Last Tuesday, former DCPS Chancellor Kaya Henderson reminded us through Facebook that almost exactly three years ago the Washington Post’s Emma Brown and Michael Allison Chandler called out certain local charter school leaders for salaries that exceeded hers while she was in office although they oversaw a much smaller population of students.
The article included this observation by Carrie Irwin, co-founder and chief executive officer of Charter Board Partners:
“Carrie Irvin . . . an organization that works to strengthen charter school boards, said that in her experience, many boards aren’t doing a good job evaluating and compensating leaders according to their ability to meet concrete goals, including student achievement goals.
‘We’re talking about allocating taxpayer money to hire and retain a leader who can ensure that kids are getting a great education, and that’s a really big decision,’ Irvin said. “That’s why it’s so important to have strong boards.’”
The piece talked about Friendship PCS’s board of directors setting its pay for then CEO Donald Hense through a compensation committee, a perfectly appropriate manner for setting his salary. When I was at Washington Latin PCS, the board looked at market rates when deciding the salary of its head of school.

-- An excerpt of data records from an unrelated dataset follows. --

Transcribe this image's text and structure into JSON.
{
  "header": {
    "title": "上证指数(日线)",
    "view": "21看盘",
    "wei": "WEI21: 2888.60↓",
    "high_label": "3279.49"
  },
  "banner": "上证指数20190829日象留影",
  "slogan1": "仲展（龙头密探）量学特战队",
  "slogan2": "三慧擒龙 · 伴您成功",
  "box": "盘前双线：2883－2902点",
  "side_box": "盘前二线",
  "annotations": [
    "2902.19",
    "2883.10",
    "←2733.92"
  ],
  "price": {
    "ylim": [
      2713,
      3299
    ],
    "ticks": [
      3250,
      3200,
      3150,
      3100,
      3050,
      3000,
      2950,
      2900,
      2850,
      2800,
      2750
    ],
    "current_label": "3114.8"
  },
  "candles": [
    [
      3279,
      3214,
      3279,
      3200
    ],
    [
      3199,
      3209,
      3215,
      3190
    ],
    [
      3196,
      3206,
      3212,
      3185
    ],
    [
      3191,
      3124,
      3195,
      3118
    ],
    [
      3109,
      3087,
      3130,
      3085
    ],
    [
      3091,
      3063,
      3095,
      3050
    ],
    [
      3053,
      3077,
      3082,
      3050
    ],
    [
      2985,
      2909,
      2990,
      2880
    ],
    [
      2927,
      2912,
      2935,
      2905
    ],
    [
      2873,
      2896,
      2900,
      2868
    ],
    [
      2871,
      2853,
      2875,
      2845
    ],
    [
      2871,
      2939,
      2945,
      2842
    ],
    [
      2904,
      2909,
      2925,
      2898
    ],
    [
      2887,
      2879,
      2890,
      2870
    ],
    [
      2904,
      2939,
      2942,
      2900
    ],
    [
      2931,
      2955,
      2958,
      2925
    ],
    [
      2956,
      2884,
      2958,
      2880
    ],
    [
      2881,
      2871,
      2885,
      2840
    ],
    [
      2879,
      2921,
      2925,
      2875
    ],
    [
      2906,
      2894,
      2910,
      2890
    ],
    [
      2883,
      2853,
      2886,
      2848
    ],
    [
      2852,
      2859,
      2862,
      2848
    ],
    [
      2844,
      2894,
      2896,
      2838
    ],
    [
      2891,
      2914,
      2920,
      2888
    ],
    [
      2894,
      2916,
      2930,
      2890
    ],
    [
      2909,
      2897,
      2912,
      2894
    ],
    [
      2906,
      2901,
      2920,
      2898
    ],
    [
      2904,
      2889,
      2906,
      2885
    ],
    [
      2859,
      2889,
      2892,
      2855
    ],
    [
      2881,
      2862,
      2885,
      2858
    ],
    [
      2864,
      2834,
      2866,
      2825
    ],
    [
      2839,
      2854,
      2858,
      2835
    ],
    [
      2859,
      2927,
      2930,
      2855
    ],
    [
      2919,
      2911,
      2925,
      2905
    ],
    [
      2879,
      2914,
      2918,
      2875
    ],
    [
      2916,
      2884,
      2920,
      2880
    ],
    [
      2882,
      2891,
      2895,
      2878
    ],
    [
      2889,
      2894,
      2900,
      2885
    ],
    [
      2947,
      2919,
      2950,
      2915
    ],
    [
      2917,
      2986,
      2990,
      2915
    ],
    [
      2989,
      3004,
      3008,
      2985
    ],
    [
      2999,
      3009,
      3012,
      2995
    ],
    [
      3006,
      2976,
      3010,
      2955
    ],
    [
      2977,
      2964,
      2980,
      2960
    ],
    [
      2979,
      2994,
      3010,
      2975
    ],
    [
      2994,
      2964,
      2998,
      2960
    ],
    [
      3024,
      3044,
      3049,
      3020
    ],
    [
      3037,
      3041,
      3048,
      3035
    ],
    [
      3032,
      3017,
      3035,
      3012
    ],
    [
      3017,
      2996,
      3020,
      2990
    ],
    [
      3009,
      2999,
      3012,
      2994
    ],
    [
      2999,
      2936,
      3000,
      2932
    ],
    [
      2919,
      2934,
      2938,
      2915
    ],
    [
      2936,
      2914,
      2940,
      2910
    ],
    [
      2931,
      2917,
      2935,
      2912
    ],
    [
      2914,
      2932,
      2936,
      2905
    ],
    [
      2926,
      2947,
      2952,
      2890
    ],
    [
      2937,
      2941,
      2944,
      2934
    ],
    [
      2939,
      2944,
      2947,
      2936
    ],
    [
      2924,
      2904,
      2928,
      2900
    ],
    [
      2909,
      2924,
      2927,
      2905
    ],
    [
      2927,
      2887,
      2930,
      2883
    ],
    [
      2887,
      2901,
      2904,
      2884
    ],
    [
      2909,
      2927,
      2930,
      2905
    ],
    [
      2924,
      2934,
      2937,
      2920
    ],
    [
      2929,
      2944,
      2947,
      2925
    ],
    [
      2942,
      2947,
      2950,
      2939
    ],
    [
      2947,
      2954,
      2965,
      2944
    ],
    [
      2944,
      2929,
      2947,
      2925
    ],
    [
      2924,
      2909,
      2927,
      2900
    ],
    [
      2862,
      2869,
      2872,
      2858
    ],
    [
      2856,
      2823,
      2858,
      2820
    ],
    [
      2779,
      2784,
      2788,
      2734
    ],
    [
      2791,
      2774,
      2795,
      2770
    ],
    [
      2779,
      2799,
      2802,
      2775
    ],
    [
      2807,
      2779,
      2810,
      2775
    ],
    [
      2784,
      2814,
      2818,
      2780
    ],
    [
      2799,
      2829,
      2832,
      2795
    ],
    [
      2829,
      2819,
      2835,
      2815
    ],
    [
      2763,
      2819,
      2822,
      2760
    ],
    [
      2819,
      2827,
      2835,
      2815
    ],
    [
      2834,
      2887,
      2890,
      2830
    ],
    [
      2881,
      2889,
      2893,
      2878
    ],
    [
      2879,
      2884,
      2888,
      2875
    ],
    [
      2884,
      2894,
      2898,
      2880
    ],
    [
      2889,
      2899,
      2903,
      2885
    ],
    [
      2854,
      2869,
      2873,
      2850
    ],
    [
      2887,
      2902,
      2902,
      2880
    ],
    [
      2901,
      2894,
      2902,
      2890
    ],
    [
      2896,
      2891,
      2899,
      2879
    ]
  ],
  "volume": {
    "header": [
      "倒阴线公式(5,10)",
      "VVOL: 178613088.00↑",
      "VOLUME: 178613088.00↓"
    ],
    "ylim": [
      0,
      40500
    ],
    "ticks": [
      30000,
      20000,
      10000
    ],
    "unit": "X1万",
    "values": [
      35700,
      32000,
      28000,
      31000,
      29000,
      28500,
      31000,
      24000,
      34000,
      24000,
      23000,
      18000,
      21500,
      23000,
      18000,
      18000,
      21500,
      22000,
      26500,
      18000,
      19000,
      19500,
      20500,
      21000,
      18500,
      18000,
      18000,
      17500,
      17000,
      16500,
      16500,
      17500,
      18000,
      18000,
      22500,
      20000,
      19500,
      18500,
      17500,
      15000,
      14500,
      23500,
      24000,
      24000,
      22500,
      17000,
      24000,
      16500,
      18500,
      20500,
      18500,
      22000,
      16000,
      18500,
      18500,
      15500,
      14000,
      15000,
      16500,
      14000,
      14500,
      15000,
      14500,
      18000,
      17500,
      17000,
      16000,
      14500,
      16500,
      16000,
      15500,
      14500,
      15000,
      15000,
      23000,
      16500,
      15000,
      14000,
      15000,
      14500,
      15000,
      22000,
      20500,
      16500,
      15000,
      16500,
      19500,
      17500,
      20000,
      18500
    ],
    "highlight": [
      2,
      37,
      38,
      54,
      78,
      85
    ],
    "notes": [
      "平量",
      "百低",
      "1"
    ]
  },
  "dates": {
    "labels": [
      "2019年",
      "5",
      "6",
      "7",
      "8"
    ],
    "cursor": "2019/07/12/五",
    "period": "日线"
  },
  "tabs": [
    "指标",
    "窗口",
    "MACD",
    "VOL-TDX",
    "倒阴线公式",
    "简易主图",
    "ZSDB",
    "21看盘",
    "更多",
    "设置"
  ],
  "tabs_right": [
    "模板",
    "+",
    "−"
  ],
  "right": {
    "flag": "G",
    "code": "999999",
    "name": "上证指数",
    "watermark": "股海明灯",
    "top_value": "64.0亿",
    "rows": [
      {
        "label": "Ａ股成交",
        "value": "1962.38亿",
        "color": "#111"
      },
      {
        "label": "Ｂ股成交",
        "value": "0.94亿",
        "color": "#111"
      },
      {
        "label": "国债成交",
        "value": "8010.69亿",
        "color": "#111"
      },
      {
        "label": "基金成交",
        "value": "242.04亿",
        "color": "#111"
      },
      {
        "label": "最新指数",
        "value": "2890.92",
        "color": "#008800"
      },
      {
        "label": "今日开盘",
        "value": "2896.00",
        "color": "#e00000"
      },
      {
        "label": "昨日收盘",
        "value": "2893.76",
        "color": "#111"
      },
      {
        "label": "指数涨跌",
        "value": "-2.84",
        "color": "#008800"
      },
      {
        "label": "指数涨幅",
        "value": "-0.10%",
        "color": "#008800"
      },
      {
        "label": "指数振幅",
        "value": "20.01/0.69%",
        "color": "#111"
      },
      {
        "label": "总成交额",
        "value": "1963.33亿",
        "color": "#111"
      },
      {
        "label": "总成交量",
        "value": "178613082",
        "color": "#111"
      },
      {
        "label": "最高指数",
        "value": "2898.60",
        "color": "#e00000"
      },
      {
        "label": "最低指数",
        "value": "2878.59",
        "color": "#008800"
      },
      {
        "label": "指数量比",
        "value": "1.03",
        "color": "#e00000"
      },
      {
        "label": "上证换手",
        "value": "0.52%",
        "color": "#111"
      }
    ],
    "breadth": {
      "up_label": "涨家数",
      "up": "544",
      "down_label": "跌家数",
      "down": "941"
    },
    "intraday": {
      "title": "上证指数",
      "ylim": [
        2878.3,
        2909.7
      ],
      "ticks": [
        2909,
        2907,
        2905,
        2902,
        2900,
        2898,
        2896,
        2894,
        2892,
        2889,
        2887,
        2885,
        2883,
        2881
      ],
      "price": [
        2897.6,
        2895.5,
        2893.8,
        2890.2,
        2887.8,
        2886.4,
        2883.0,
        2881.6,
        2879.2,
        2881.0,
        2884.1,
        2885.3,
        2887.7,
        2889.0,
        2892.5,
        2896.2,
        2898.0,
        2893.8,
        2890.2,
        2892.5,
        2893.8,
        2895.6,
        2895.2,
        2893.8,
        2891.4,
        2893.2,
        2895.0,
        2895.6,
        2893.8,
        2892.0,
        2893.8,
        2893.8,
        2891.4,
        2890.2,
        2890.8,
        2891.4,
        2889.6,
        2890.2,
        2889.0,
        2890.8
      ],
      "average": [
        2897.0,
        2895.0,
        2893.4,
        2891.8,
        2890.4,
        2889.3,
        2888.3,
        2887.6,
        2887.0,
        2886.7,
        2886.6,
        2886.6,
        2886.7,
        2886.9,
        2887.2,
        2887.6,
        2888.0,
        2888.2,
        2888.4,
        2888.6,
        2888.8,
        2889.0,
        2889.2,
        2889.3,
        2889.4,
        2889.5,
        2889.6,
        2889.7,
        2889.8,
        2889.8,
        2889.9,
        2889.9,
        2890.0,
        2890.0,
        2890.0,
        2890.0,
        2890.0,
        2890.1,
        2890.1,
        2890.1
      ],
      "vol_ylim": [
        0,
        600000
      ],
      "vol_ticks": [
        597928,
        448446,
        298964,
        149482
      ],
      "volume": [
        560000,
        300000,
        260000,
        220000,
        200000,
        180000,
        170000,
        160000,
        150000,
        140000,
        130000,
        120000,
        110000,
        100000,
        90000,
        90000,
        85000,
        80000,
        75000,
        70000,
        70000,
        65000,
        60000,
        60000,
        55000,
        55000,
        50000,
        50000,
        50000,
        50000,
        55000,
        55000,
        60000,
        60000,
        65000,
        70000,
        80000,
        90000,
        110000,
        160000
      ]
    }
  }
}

Ms. Brown and Chandler go on to comment:
“Competition for strong leaders and the size of schools are two of many factors that drive decisions about executive compensation at charter schools, according to charter school board members. Boards also survey executive compensation at other charter school networks around the country or other local nonprofit groups for comparison.”
All of this seems like the right way to go. It is when schools operate outside of these parameters that they can get in trouble when salary decisions around senior leadership become public knowledge.
Individuals involved with charter schools in the nation’s capital love to talk about the wide areas of responsibility that they as part of their jobs that includes finances, personnel, curriculum, academic results, student and staff recruitment, and real estate. These people should be paid fairly for the work that they do which also includes extremely long hours behind their desks.
As D.C. Council education committee chairman David Grosso stated in the Post article, almost all charter schools reimburse their administrators appropriately for what they do. It is the outliers that I worry about concerning the future of our movement.